It’s hard on the mind when you stop
The difficulty of retirement for an elite sportswoman lies not just in the physical side but the emotional test it poses. Jim White examines how best to live well after sport
In sport, retirement is often not a matter of choice. Frequently it happens at the very point a career seems to be taking off. Take Hannah Gallagher. Back in 2015, aged 24, Gallagher was flying as a rugby player. Recently turned professional, the back-row forward had 29 international caps and nursed ambition to notch up at least 50. Then, when training with the England squad ahead of a Six Nations encounter with Scotland, she snapped her cruciate ligament.
“It never crossed my mind that I would have to stop playing until I decided to stop,” she says. “So when I had the injury, I just thought: ‘I’ll be back’.”
For nine months she worked exhaustively on her fitness.
Then she made a return. But in her first outing with her club Saracens, she felt her knee go again.
“I feared the moment it happened it was over, but I told myself I could get back,” she says.
She could not. Her knee was shot. Eventually, after three further operations, she came to the conclusion her career was finished.
“I suffered massively when I retired,” she recalls. “I still thought of myself as a rugby player and I wasn’t any more. I remember people coming up to me a couple of years after my injury saying, ‘didn’t you used to play for England?’ And me going, ‘yeah, yeah I’m just injured at the moment’. I’m not sure who I was kidding.”
Gallagher was by no means unique. Very few sportswomen get to take a farewell tour, retiring financially insulated, fulfilled, without a backwards glance. Many find themselves suddenly stripped of income, point and purpose.
Goldie Sayers, the former Olympic javelin thrower, studied the phenomenon for her dissertation when completing a masters in Sports Science after she stepped back from competition in 2016.
“The physical side of retiring is the easy bit,” she says. “It’s the emotional side that’s hard. The biggest thing is identity. Sport is who you are. You get put on a pedestal that is not particularly helpful.
“The issue is, when you are engaged in elite sport – particularly full-time professional sport – you don’t get the opportunity to develop other identities.”
Even for the most successful sportswomen, finding a second purpose can be tough.

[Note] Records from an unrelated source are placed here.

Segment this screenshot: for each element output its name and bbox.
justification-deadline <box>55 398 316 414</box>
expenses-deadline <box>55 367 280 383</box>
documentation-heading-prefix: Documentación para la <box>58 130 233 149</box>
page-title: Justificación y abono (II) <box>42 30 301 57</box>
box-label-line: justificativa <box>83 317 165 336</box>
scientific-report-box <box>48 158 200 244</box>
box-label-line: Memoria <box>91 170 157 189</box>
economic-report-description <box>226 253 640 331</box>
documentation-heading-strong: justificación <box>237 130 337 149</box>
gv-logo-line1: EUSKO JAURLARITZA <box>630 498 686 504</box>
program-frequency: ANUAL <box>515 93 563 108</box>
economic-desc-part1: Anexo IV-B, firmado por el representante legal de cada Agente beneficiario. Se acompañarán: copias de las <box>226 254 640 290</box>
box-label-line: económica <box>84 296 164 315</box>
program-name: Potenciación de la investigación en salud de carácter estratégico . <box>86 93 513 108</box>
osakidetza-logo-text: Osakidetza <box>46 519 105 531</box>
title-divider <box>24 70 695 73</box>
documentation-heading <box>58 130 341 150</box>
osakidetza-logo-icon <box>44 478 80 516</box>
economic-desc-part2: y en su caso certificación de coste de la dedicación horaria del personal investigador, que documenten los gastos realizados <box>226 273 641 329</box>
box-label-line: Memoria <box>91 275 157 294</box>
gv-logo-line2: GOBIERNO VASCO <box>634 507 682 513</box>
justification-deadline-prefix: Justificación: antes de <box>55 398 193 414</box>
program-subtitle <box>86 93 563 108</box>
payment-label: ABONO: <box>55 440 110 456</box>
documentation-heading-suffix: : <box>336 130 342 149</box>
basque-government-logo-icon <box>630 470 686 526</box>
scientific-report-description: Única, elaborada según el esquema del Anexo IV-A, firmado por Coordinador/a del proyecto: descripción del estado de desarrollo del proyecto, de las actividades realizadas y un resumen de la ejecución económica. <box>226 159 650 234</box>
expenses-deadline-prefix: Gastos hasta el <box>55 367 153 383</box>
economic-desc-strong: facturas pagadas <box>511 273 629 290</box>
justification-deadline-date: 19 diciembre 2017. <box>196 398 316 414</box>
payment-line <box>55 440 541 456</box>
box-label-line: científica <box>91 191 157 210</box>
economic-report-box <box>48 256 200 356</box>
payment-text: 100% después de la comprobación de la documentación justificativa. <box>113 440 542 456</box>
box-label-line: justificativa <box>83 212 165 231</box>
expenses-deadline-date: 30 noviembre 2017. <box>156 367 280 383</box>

“It was difficult initially after I retired,” the gold-medal winning heptathlete Denise Lewis explained at an event in Windsor before lockdown. “You have the burning desire to be successful and that needs to go somewhere when you finish.

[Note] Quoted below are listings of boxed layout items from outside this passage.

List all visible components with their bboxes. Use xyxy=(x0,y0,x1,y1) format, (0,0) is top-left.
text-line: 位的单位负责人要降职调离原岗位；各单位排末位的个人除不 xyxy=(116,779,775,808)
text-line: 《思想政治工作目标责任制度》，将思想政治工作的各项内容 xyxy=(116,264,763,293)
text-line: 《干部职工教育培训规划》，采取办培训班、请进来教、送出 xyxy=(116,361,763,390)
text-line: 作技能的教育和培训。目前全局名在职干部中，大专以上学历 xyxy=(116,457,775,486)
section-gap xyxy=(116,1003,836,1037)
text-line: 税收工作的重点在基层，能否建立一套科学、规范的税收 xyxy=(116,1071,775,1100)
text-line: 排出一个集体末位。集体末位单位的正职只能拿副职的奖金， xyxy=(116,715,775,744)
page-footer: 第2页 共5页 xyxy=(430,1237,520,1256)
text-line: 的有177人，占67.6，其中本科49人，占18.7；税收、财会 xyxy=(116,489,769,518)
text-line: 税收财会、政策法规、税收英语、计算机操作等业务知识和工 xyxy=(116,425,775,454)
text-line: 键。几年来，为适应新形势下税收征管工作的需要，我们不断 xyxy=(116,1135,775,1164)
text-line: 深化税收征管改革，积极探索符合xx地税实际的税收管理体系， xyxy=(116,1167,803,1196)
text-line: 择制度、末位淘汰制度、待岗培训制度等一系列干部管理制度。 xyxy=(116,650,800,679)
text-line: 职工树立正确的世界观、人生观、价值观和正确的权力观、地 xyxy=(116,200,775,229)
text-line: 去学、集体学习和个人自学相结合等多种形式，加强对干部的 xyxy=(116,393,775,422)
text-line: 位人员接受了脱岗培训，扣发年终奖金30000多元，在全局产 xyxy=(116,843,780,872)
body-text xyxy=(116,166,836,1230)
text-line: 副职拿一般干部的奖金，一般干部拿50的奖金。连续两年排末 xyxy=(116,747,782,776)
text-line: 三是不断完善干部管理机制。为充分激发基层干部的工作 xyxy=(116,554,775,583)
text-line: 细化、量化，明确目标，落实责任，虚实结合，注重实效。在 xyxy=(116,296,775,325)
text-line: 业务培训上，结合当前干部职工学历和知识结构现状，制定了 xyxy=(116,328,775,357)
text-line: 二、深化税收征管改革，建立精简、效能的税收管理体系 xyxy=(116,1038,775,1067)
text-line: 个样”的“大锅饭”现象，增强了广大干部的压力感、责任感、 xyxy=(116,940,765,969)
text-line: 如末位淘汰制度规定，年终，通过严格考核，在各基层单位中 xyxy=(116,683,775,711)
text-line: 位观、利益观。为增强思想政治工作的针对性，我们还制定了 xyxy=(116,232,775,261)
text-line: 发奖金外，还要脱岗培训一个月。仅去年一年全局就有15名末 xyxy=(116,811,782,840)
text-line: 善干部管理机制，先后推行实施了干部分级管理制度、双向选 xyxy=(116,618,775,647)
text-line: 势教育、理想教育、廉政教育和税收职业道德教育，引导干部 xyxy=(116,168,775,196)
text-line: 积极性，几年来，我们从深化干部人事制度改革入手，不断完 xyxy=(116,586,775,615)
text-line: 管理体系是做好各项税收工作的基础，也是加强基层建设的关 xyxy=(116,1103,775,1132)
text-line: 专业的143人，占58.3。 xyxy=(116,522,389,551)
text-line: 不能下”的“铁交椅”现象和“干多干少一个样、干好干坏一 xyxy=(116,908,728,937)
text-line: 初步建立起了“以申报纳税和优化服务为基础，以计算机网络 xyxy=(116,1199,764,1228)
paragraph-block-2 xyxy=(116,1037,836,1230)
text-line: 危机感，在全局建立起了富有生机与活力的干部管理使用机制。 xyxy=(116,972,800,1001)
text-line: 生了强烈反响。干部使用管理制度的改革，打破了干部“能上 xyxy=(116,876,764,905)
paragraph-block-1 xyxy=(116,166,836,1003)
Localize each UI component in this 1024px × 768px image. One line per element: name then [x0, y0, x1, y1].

“When you are in a sport, there is a plan to reach for perfection in a certain week in
August and it gives you a focus in life and in everything you do around it. It’s a strategic plan that is mapped out over several months and that plan is something I found hard to replace in my life.”
These days Lewis happily fits in work as a television pundit and president of Commonwealth Games England around looking after her four children.
And like Lewis, it took Gallagher some time to discover another plan. Eventually, after much trial and more error, she landed a position at Life After Professional Sport, an organisation dedicated to helping sports people into second careers.
It was there, as she advised some of LAPS’s 3,000 members on their next move, that she came to appreciate how much former athletes have to offer in the workplace.